Dan Smoot with Operation UNITE noted that Prosperino sold the drug to an undercover detective. Authorities with UNITE and the Perry County Sheriff’s Office subsequently served a search warrant at the residence and located $2,232 in cash, 30 loaded handguns, and more than 2,000 prescription pills including methadone and Alprazolam.

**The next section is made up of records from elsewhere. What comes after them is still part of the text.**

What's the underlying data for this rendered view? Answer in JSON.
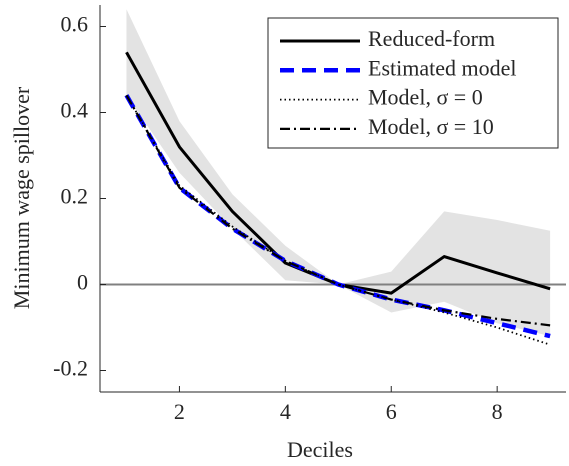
{
  "chart_data": {
    "type": "line",
    "xlabel": "Deciles",
    "ylabel": "Minimum wage spillover",
    "x": [
      1,
      2,
      3,
      4,
      5,
      6,
      7,
      8,
      9
    ],
    "xlim": [
      0.5,
      9.3
    ],
    "xticks": [
      2,
      4,
      6,
      8
    ],
    "ylim": [
      -0.25,
      0.65
    ],
    "yticks": [
      0.6,
      0.4,
      0.2,
      0,
      -0.2
    ],
    "reference_line": {
      "value": 0,
      "color": "#808080"
    },
    "band": {
      "color": "#e3e3e3",
      "upper": [
        0.64,
        0.38,
        0.21,
        0.09,
        0.0,
        0.03,
        0.17,
        0.15,
        0.125
      ],
      "lower": [
        0.44,
        0.26,
        0.13,
        0.01,
        0.0,
        -0.065,
        -0.04,
        -0.09,
        -0.12
      ]
    },
    "legend_position": "upper right",
    "series": [
      {
        "name": "Reduced-form",
        "color": "#000000",
        "style": "solid",
        "values": [
          0.54,
          0.32,
          0.17,
          0.05,
          0.0,
          -0.02,
          0.065,
          0.027,
          -0.01
        ]
      },
      {
        "name": "Estimated model",
        "color": "#0000ff",
        "style": "dashed",
        "values": [
          0.44,
          0.225,
          0.13,
          0.055,
          0.0,
          -0.035,
          -0.06,
          -0.09,
          -0.12
        ]
      },
      {
        "name": "Model, σ = 0",
        "color": "#000000",
        "style": "dotted",
        "values": [
          0.44,
          0.23,
          0.135,
          0.055,
          0.0,
          -0.035,
          -0.065,
          -0.1,
          -0.14
        ]
      },
      {
        "name": "Model, σ = 10",
        "color": "#000000",
        "style": "dashdot",
        "values": [
          0.44,
          0.225,
          0.13,
          0.055,
          0.0,
          -0.035,
          -0.06,
          -0.08,
          -0.095
        ]
      }
    ]
  }
}
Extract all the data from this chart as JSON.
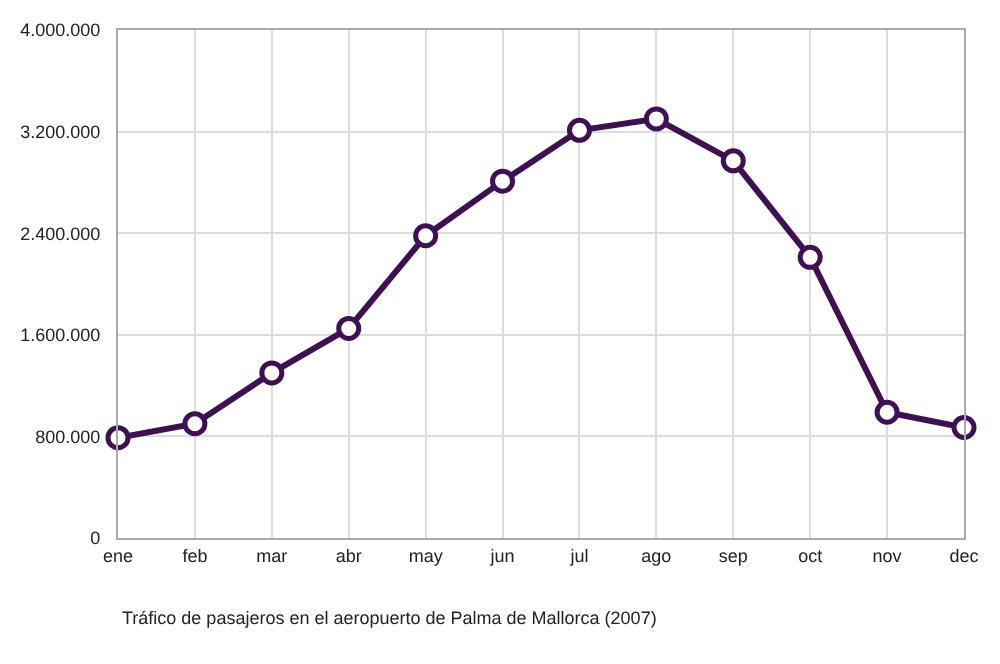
{
  "chart_data": {
    "type": "line",
    "categories": [
      "ene",
      "feb",
      "mar",
      "abr",
      "may",
      "jun",
      "jul",
      "ago",
      "sep",
      "oct",
      "nov",
      "dec"
    ],
    "series": [
      {
        "color": "#3d1152",
        "values": [
          790000,
          900000,
          1300000,
          1650000,
          2380000,
          2810000,
          3210000,
          3300000,
          2970000,
          2210000,
          990000,
          870000
        ]
      }
    ],
    "ylim": [
      0,
      4000000
    ],
    "yticks": [
      {
        "value": 0,
        "label": "0"
      },
      {
        "value": 800000,
        "label": "800.000"
      },
      {
        "value": 1600000,
        "label": "1.600.000"
      },
      {
        "value": 2400000,
        "label": "2.400.000"
      },
      {
        "value": 3200000,
        "label": "3.200.000"
      },
      {
        "value": 4000000,
        "label": "4.000.000"
      }
    ],
    "annotations": [
      "Tráfico de pasajeros en el aeropuerto de Palma de Mallorca (2007)"
    ],
    "grid": true,
    "marker": "circle",
    "line_style": "solid",
    "legend": false
  }
}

Smoot said some of the pills appeared to be legally prescribed, while others were in unlabeled pill bottles or blister packs.

And as law enforcement in Kentucky continue to combat the funneling of out-of-state prescription pills coming into the state, this case presents the potential for yet another source for traffickers to obtain illegal drugs.

According to Smoot, the origin of the pills confiscated on Friday varies, with some coming from within the United States and others internationally.

“Some of them have a Pennsylvania address, and we do know that he’s formally from Pennsylvania,” said Smoot, “and then we found several mailers from the country of India.”

Smoot said the mailers, which were stamped with customs approval, were a first for the agency.

“Obviously, this is the first time we’ve ever seen this,” he said, adding that the agency has confiscated drugs believed to be from Mexico in other cases before, but have never seen drugs shipped in directly from a source in another country.

Prosperino is currently facing a charge of second-degree trafficking in a controlled substance, but Smoot noted that more charges are pending the result of the investigation.

“I expect Mr. Presperino will have additional charges when indicted,” said Smoot.